Steadily becoming one of the leaders rising to the top of the new class of alternative rock and pop punk-influenced emo rap artists, Trippie Redd’s debut studio album is a melancholy, raw project framed by Redd’s unique, strained and distressed vocal delivery. He references Lil Wayne’s music on the project, and he comes across here as the most obvious offspring of Wayne’s ill-conceived but undoubtedly influential 2010 rock album, Rebirth. Ultimately, Redd’s vocal delivery verges on painful to listen to, and his ridiculous lyricism and meandering, directionless moody emo-trap song structures greatly let down the novelty of the act that he is.
Trippie Redd is often lauded for his lack of Auto-Tune usage, unlike his contemporaries in the genre, simply presenting his raw, unfiltered vocals that supposedly better express the darker thoughts that pop up in the new landscape of hip-hop.

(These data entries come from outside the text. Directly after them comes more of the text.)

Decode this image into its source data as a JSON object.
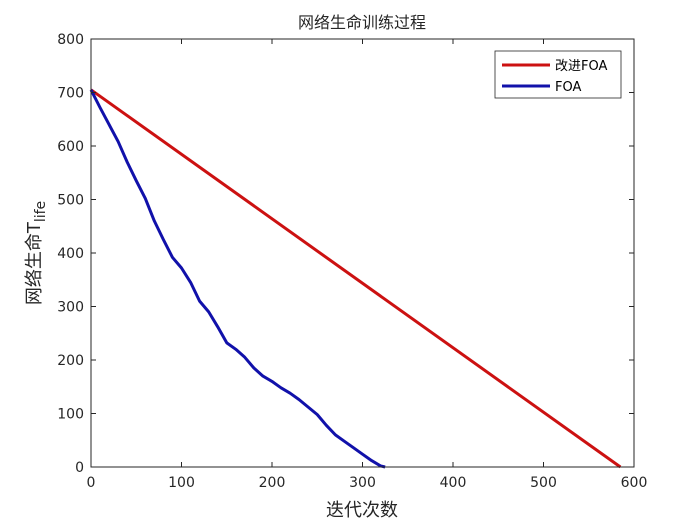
{
  "chart_data": {
    "type": "line",
    "title": "网络生命训练过程",
    "xlabel": "迭代次数",
    "ylabel_main": "网络生命T",
    "ylabel_sub": "life",
    "xlim": [
      0,
      600
    ],
    "ylim": [
      0,
      800
    ],
    "xticks": [
      0,
      100,
      200,
      300,
      400,
      500,
      600
    ],
    "yticks": [
      0,
      100,
      200,
      300,
      400,
      500,
      600,
      700,
      800
    ],
    "grid": false,
    "legend_position": "top-right",
    "series": [
      {
        "name": "改进FOA",
        "color": "#cc1111",
        "x": [
          0,
          585
        ],
        "y": [
          705,
          0
        ]
      },
      {
        "name": "FOA",
        "color": "#1111aa",
        "x": [
          0,
          10,
          20,
          30,
          40,
          50,
          60,
          70,
          80,
          90,
          100,
          110,
          120,
          130,
          140,
          150,
          160,
          170,
          180,
          190,
          200,
          210,
          220,
          230,
          240,
          250,
          260,
          270,
          280,
          290,
          300,
          310,
          320,
          325
        ],
        "y": [
          705,
          672,
          640,
          608,
          570,
          535,
          502,
          460,
          425,
          392,
          372,
          345,
          310,
          290,
          262,
          232,
          220,
          205,
          185,
          170,
          160,
          148,
          138,
          126,
          112,
          98,
          78,
          60,
          48,
          36,
          24,
          12,
          2,
          0
        ]
      }
    ]
  }
}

This would be a perfectly appropriate comment if Redd’s vocals weren’t so hard to listen to – Redd seems to take this too far, straining his vocals and every so often extending a note too far with a garbled scream. Young Thug’s worst tendencies are right at home on this album, appearing on the track “Forever Ever”. The two each throw their voice around with reckless abandon, forgetting that a concrete musical rhythm and structure exists for a reason. The songs on the project that extend past the usual 2 or so minutes that most Soundcloud rapper adhere to feel completely self-indulgent, Redd repeating the same refrains without a hint of a memorable, catchy melody as he runs up and down the scales completely off-key.
It really does feel like all of these songs are freestyles at times, like he goes into the booth without an idea of what’s going to happen. The track “Bird Sh*t” sees him suddenly latching onto a single musical phrase in the middle of a verse and repeating it, seemingly just because it fit his liking in the moment regardless of how it worked with the rest of the song. Longer tracks “BANG!” and “How You Feel” are even more excruciating, Redd singing the entire chorus with his strained, yelling vocal on a song that extends to nearly 5 minutes on the former and sounding completely out of place on the guitar instrumental on the latter. It’s a few guitar chords that simply loop for 4 and a half minutes, accompanied by a higher-pitched wail in the background and Trippie repeating the title in his often pitchier higher register seemingly emulating a rock n roll frontman, occasionally breaking the cycle to offer a ridiculous lyrical simile or absurd melodramatic proclamation. Travis Scott-featuring single “Dark Knight Dummo” goes the other way, the beat a complete sensory overload that tries to do too much, and the only thing that could draw attention from the instrumental is of course the same strained vocal on top of all of the background mess.
Redd does attract some great collaborators to this project, and at times you can see some good songs hiding underneath all of the mess coming from Redd himself – the legendary Scott Storch lends a catchy, poppier instrumental to the track “Taking A Walk”, which is over too quickly and is let down by Redd’s vocals, for example. Sometimes, the good song is literally hiding underneath – Redd adds the Diplo collaboration “Wish” to the tracklist with a new “Trippie Mix”, after he expressed his disdain with the changes Diplo made to the song on his own project. Turns out, Diplo simply removed all of Redd’s terrible ideas and turned it into an enjoyable song. Redd reinserts a delayed echo affect that throws off the melody and some awful harmonized vocals completely out of sync with the rest of the song that left me shaking my head in disbelief at how passionately he felt about such incompetence.
Redd’s rap tracks do fare slightly better, especially “Oomps Revenge”, where he clears up his voice and raps over a great chopped up soul sample – he kind of sounds like Chance the Rapper. “Missing My Idols” had potential, but his apparent thought process that an obnoxious vocal delivery means clearer expression of self reappears even here and he loses the rhythm a bit in the second half of the song extending his words too far and raising his voice.
After pioneer XXXTENTACION’s death, I can only see this style continuing to grow and prosper – there’s evidently something about it that does succeed at drawing people in. Whatever it is, I personally have no idea how to relate to or understand it.